The 32-year-old actress has spoken out in defence of the two movements - which were born out of the recent sexual harassment scandal in Hollywood, and aim to bring an end to gender inequality - and has praised "female anger" for helping to "motivate and galvanise" people into getting involved with the pursuit of change.
She said: "It feels like, recently, a lot of female anger has been unleashed. Articulated anger. Which is exciting for me because I've always found female rage very appealing. I think rage can be something that motivates and galvanises and changes things, and I think that's what's happening now. It has a forward motion to it."
The 'Solo: A Star Wars Story' star also credited both movements for helping women to feel "genuinely empowered" by the progress being made, and insisted she would continue to make "outspoken" programmes such as her hit show 'Fleabag' in order to push for "fundamental system change".

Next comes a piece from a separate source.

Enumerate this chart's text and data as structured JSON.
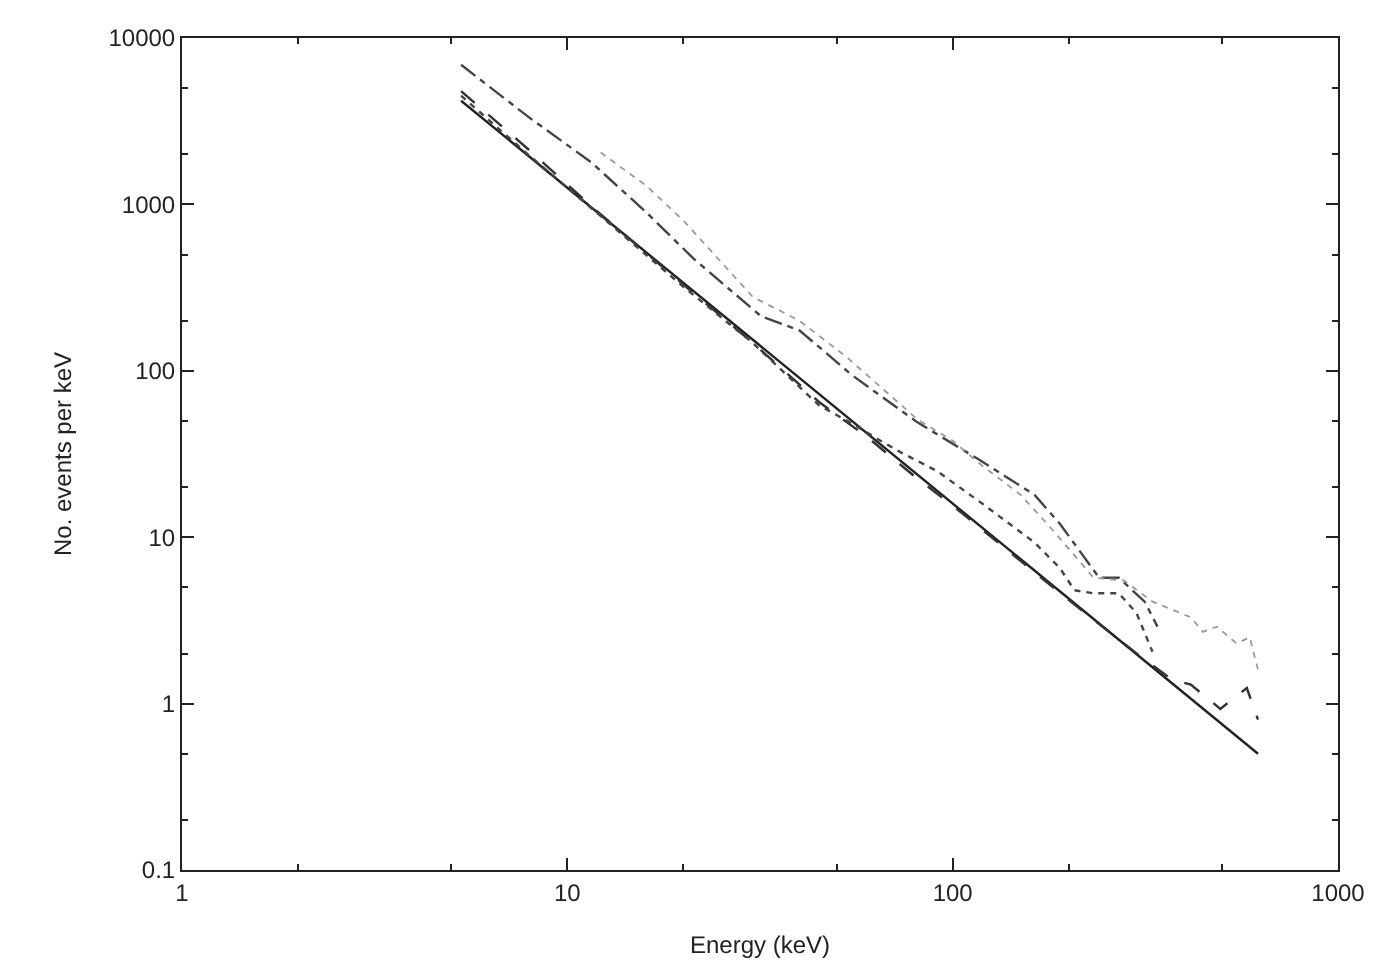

Speaking to the May issue of Vogue magazine, Phoebe added: "The #MeToo and Time's Up movements have been a roar on behalf of women, and the voices are genuinely empowered now. I really feel that. I really hope [we see change]. But I suppose there's a risk that it's all just so much talking when we need to see the actual fundamental system change. I know that the more work I make and the more powerful I get, the more outspoken and controlling I'm going to be about that sort of stuff."
Phoebe's comments come after several Hollywood stars have also spoken out in favour of the movements, with Jessica Chastain even urging men who have been the victim of sexual harassment to start their own campaign.

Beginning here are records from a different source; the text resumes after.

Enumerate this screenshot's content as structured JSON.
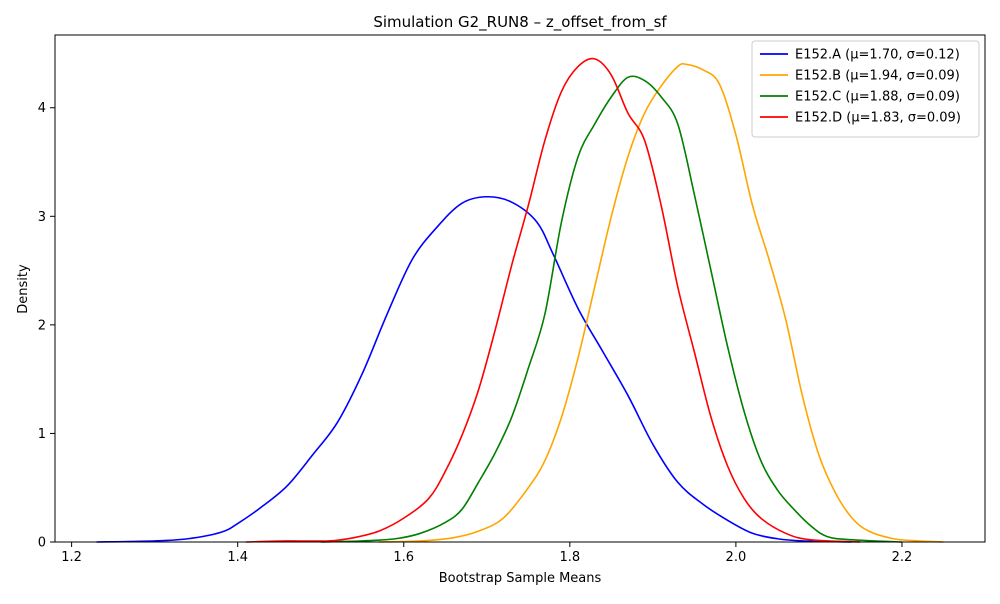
{
  "chart_data": {
    "type": "line",
    "title": "Simulation G2_RUN8 – z_offset_from_sf",
    "xlabel": "Bootstrap Sample Means",
    "ylabel": "Density",
    "xlim": [
      1.18,
      2.3
    ],
    "ylim": [
      0,
      4.67
    ],
    "xticks": [
      1.2,
      1.4,
      1.6,
      1.8,
      2.0,
      2.2
    ],
    "xtick_labels": [
      "1.2",
      "1.4",
      "1.6",
      "1.8",
      "2.0",
      "2.2"
    ],
    "yticks": [
      0,
      1,
      2,
      3,
      4
    ],
    "ytick_labels": [
      "0",
      "1",
      "2",
      "3",
      "4"
    ],
    "grid": false,
    "legend_position": "top-right",
    "series": [
      {
        "name": "E152.A (μ=1.70, σ=0.12)",
        "color": "#0000ff",
        "points": [
          [
            1.23,
            0
          ],
          [
            1.3,
            0.01
          ],
          [
            1.34,
            0.03
          ],
          [
            1.38,
            0.09
          ],
          [
            1.4,
            0.17
          ],
          [
            1.43,
            0.33
          ],
          [
            1.46,
            0.52
          ],
          [
            1.49,
            0.8
          ],
          [
            1.52,
            1.1
          ],
          [
            1.55,
            1.55
          ],
          [
            1.58,
            2.1
          ],
          [
            1.61,
            2.6
          ],
          [
            1.64,
            2.9
          ],
          [
            1.67,
            3.12
          ],
          [
            1.7,
            3.18
          ],
          [
            1.73,
            3.13
          ],
          [
            1.76,
            2.95
          ],
          [
            1.78,
            2.65
          ],
          [
            1.81,
            2.15
          ],
          [
            1.84,
            1.75
          ],
          [
            1.87,
            1.35
          ],
          [
            1.9,
            0.9
          ],
          [
            1.93,
            0.55
          ],
          [
            1.96,
            0.35
          ],
          [
            1.99,
            0.2
          ],
          [
            2.02,
            0.08
          ],
          [
            2.05,
            0.03
          ],
          [
            2.08,
            0.01
          ],
          [
            2.14,
            0
          ]
        ]
      },
      {
        "name": "E152.B (μ=1.94, σ=0.09)",
        "color": "#ffa500",
        "points": [
          [
            1.57,
            0
          ],
          [
            1.62,
            0.01
          ],
          [
            1.66,
            0.04
          ],
          [
            1.69,
            0.1
          ],
          [
            1.72,
            0.22
          ],
          [
            1.75,
            0.5
          ],
          [
            1.77,
            0.75
          ],
          [
            1.79,
            1.15
          ],
          [
            1.81,
            1.7
          ],
          [
            1.83,
            2.35
          ],
          [
            1.85,
            3.0
          ],
          [
            1.87,
            3.55
          ],
          [
            1.89,
            3.95
          ],
          [
            1.91,
            4.2
          ],
          [
            1.93,
            4.38
          ],
          [
            1.94,
            4.4
          ],
          [
            1.96,
            4.35
          ],
          [
            1.98,
            4.22
          ],
          [
            2.0,
            3.75
          ],
          [
            2.02,
            3.1
          ],
          [
            2.04,
            2.6
          ],
          [
            2.06,
            2.05
          ],
          [
            2.08,
            1.35
          ],
          [
            2.1,
            0.8
          ],
          [
            2.12,
            0.45
          ],
          [
            2.14,
            0.22
          ],
          [
            2.16,
            0.1
          ],
          [
            2.19,
            0.03
          ],
          [
            2.22,
            0.01
          ],
          [
            2.25,
            0
          ]
        ]
      },
      {
        "name": "E152.C (μ=1.88, σ=0.09)",
        "color": "#008000",
        "points": [
          [
            1.5,
            0
          ],
          [
            1.55,
            0.01
          ],
          [
            1.59,
            0.03
          ],
          [
            1.62,
            0.08
          ],
          [
            1.65,
            0.18
          ],
          [
            1.67,
            0.3
          ],
          [
            1.69,
            0.55
          ],
          [
            1.71,
            0.82
          ],
          [
            1.73,
            1.15
          ],
          [
            1.75,
            1.6
          ],
          [
            1.77,
            2.1
          ],
          [
            1.79,
            2.95
          ],
          [
            1.81,
            3.55
          ],
          [
            1.83,
            3.85
          ],
          [
            1.85,
            4.1
          ],
          [
            1.87,
            4.28
          ],
          [
            1.89,
            4.25
          ],
          [
            1.91,
            4.1
          ],
          [
            1.93,
            3.85
          ],
          [
            1.95,
            3.2
          ],
          [
            1.97,
            2.5
          ],
          [
            1.99,
            1.8
          ],
          [
            2.01,
            1.2
          ],
          [
            2.03,
            0.75
          ],
          [
            2.05,
            0.48
          ],
          [
            2.07,
            0.3
          ],
          [
            2.09,
            0.15
          ],
          [
            2.11,
            0.05
          ],
          [
            2.14,
            0.02
          ],
          [
            2.2,
            0
          ]
        ]
      },
      {
        "name": "E152.D (μ=1.83, σ=0.09)",
        "color": "#ff0000",
        "points": [
          [
            1.41,
            0
          ],
          [
            1.46,
            0.01
          ],
          [
            1.51,
            0.01
          ],
          [
            1.54,
            0.04
          ],
          [
            1.57,
            0.1
          ],
          [
            1.6,
            0.22
          ],
          [
            1.63,
            0.4
          ],
          [
            1.65,
            0.65
          ],
          [
            1.67,
            0.98
          ],
          [
            1.69,
            1.4
          ],
          [
            1.71,
            1.95
          ],
          [
            1.73,
            2.55
          ],
          [
            1.75,
            3.1
          ],
          [
            1.77,
            3.7
          ],
          [
            1.79,
            4.15
          ],
          [
            1.81,
            4.38
          ],
          [
            1.83,
            4.45
          ],
          [
            1.85,
            4.3
          ],
          [
            1.87,
            3.95
          ],
          [
            1.89,
            3.7
          ],
          [
            1.91,
            3.1
          ],
          [
            1.93,
            2.35
          ],
          [
            1.95,
            1.75
          ],
          [
            1.97,
            1.15
          ],
          [
            1.99,
            0.7
          ],
          [
            2.01,
            0.4
          ],
          [
            2.03,
            0.22
          ],
          [
            2.06,
            0.08
          ],
          [
            2.09,
            0.02
          ],
          [
            2.15,
            0
          ]
        ]
      }
    ]
  }
}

She said: "I think, men also suffer a lot, because of the circumstances we live in ... Worldwide, the suicidal rate among men is much higher than that among women. No one talks about that. That's ultimately linked to our idea of the sexes, which only allows a strong man, but none that shows his feelings ... Of course, a man can be ambitious or whatever he wants to be. But he needs to be able to handle his own feelings competently. That's something I long for and it's the kind of character I encounter in my life again and again: men, who express their feelings openly."